For the past several years, Sean Kennedy, a Loyola law professor and his students noticed a troubling pattern forming within the Los Angeles County Sheriff’s Department and its well-documented deputy gang problem.
A sheriff downplays or denies the problem of the deputy cliques.
A scandal erupts, usually from a lawsuit or reporting by the Los Angeles Times, exposing one of the deputy gangs and alleged misconduct like lying in court or during investigations.
The sheriff pledges to investigate the issue.
The findings of those investigations — such as those promised by former sheriffs like John Scott and Jim McDonnell — are never released to the public.
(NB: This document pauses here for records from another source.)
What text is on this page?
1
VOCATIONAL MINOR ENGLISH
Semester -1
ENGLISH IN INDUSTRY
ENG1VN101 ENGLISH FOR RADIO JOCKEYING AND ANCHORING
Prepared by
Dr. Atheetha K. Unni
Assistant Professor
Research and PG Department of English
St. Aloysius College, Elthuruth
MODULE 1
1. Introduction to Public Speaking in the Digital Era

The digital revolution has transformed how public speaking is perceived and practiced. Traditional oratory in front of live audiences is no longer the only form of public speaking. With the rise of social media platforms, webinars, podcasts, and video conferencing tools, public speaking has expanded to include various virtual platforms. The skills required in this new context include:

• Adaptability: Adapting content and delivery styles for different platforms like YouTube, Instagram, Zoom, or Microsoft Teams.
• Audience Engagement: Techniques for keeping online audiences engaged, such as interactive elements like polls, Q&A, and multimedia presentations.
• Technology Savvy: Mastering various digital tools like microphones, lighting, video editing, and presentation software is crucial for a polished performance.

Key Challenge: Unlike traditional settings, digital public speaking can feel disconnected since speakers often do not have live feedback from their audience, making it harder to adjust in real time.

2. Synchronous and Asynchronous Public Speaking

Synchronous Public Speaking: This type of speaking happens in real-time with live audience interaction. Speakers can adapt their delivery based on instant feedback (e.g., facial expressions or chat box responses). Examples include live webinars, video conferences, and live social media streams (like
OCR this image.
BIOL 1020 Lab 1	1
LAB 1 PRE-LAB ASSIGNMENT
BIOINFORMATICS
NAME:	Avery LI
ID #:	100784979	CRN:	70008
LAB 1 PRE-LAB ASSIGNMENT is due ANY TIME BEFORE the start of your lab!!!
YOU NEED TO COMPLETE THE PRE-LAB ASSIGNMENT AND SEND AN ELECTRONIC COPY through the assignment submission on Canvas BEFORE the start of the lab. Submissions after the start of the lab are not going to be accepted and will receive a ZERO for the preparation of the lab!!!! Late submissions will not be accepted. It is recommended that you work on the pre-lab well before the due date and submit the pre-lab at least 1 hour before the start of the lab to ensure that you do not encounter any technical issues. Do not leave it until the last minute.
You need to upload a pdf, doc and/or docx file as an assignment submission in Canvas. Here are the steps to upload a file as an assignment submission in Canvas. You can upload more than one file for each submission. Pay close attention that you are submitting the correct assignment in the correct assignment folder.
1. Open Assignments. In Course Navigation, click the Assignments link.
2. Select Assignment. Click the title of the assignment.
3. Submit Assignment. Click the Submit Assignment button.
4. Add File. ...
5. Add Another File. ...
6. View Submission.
And the gangs, some of whom have a history of violence and harassment toward fellow department employees and members of the public, live on in relative secrecy.
Despite a growing list of allegations of misconduct by deputy gangs revealed in various commission reports and external investigations, Kennedy, who is also a member of the Sheriff’s Civilian Oversight Commission, said the Sheriff’s Department has struggled to address the issue within its ranks.
To move the needle toward more answers, Kennedy and his students wanted to create a single document that lays out all that is known — including from findings from federal commissions, county inspector general reports, civilian commission hearings, court documents, news articles, interviews with former deputies — about the department’s deputy gangs.
After 24 months, the report was published Wednesday, and documents at least 18 deputy gangs or cliques that are suspected to have been operating within the Sheriff’s Department for the past 50 years.
“There have been so many pledges to get to the bottom of this issue that go nowhere,” Kennedy said. “They’ve been actively hidden too long.”
Sheriff Alex Villanueva introduced a new policy in August, banning deputies from forming and participating in cliques and sub-groups. He also committed to investigating allegations of a deputy gang controlling the Sheriff’s Compton Station. The department said Wednesday a study looking at deputy gangs, conducted by the Rand Corporation, is set to wrap up in the next few months. The FBI also has ongoing probes into the department’s gangs.
The Sheriff’s Department called the Loyola Law School report “non-peer-reviewed,” leaning on “non-academically acceptable citations and unproven allegations as a primary basis for content.
“The Department will examine the report and extrapolate everything which may be helpful towards positive organizational change,” the Sheriff’s Department said Wednesday through a spokesman.
“The totality of the evidence, when viewed as a whole is very strong, that there is a longstanding, internal gang problem that goes unaddressed in the department,” Kennedy said, responding to the department’s comments. For accuracy, Kennedy said he ran the finalized report by five former high-ranking Sheriff’s Department officials who recently retired.
Some of the gangs profiled in the report have been inactive for decades. Others are characterized more as subgroups with no evidence of gang-like activity.